“The drums were calling me.”
Dorothy Wilkie’s (b. 1944) choreography involves the re-staging and re-choreographing of traditional West African and Afro-Cuban dances. For example, with Yankadi-Makura, a dance of the Susu people of Guinea, which is performed as a social ritual, allowing young people a public outlet for flirting, Wilkie maintians key elements like the rhythmic patterns while incorporating hip-hop moves. This was the first time that she experimented with hip-hop, saying, “As a performer and choreographer of African-based dances, I have always been aware of the relationship between popular African-American cultural expression and African arts.” She approaches her work both as an art form and as an aspect of her spiritual practice as an Orisha (deities) devotee and initiate.
Wilkie has been to Cuba five times and has traveled to Africa. She has had a dance residency with Cuban dance company Cutumba; participated in Fiesta del Fuego Conference; studied Orisha dance in Havana and Guinean dance in Guinea with M’bemba Bangoura; West African dance with the Jassu Ballet, James Marshall, Jackie Corley, M’bemba Bangoura, and Youssouf Koumbassa.
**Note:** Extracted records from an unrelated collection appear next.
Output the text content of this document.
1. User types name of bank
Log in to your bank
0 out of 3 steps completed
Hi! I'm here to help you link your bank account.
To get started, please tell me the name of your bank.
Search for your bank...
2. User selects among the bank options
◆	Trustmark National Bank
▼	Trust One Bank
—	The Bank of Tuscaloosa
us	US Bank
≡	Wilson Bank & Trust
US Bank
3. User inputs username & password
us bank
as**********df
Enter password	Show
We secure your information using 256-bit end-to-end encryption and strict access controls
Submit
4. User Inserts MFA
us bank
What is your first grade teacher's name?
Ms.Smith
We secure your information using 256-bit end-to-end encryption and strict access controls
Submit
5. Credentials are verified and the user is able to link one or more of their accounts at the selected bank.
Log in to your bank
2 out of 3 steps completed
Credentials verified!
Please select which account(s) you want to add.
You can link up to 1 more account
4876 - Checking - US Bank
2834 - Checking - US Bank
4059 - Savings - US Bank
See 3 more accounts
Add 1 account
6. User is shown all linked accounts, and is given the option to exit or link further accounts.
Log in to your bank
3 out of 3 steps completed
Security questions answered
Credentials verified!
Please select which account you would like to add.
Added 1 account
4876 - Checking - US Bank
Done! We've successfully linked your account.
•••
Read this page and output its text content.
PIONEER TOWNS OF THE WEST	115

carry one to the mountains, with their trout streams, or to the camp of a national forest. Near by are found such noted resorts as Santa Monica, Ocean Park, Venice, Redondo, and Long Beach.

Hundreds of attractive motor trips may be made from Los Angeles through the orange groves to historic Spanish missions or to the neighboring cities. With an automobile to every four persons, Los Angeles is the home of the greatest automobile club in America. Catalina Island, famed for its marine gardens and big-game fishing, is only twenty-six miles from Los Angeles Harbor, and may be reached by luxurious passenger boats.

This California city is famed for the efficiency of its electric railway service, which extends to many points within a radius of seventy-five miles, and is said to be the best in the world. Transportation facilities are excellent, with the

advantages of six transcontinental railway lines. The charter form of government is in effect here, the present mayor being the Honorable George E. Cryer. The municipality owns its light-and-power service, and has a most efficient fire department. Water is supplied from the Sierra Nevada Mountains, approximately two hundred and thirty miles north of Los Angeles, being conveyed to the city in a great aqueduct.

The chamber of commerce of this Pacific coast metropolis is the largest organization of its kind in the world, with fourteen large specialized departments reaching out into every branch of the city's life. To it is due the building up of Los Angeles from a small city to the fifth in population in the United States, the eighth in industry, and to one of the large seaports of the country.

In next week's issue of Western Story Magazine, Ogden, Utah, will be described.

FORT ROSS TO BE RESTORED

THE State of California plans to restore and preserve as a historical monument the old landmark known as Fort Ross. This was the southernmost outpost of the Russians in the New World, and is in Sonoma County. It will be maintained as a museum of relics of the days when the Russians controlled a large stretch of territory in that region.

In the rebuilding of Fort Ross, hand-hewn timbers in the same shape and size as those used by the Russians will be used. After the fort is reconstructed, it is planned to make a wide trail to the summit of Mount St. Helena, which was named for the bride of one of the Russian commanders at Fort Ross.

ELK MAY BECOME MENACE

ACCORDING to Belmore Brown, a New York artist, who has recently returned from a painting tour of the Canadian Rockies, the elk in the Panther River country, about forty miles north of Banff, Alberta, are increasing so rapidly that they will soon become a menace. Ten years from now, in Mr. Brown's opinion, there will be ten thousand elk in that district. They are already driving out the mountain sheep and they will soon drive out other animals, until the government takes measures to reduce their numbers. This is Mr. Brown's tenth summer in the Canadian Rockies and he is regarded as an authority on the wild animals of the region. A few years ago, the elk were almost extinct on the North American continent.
Wilkie has also studied mambo, meringue, Nigerian and Ghanaian dance, and Santeria and Yoruba dance and culture. Wilkie has also created works for the ODUNDE Festival, Painted Bride Art Center, and University of Pennsylvania, to name a few. Among her honors are a Pennsylvania Council on the Arts fellowship, Leeway Window of Opportunity awards, and a Barrymore Award nomination for Outstanding Choreography/Movement. She has been the artistic director and choreographer of Kùlú Mèlé African Dance and Drum Ensemble for more than 20 years.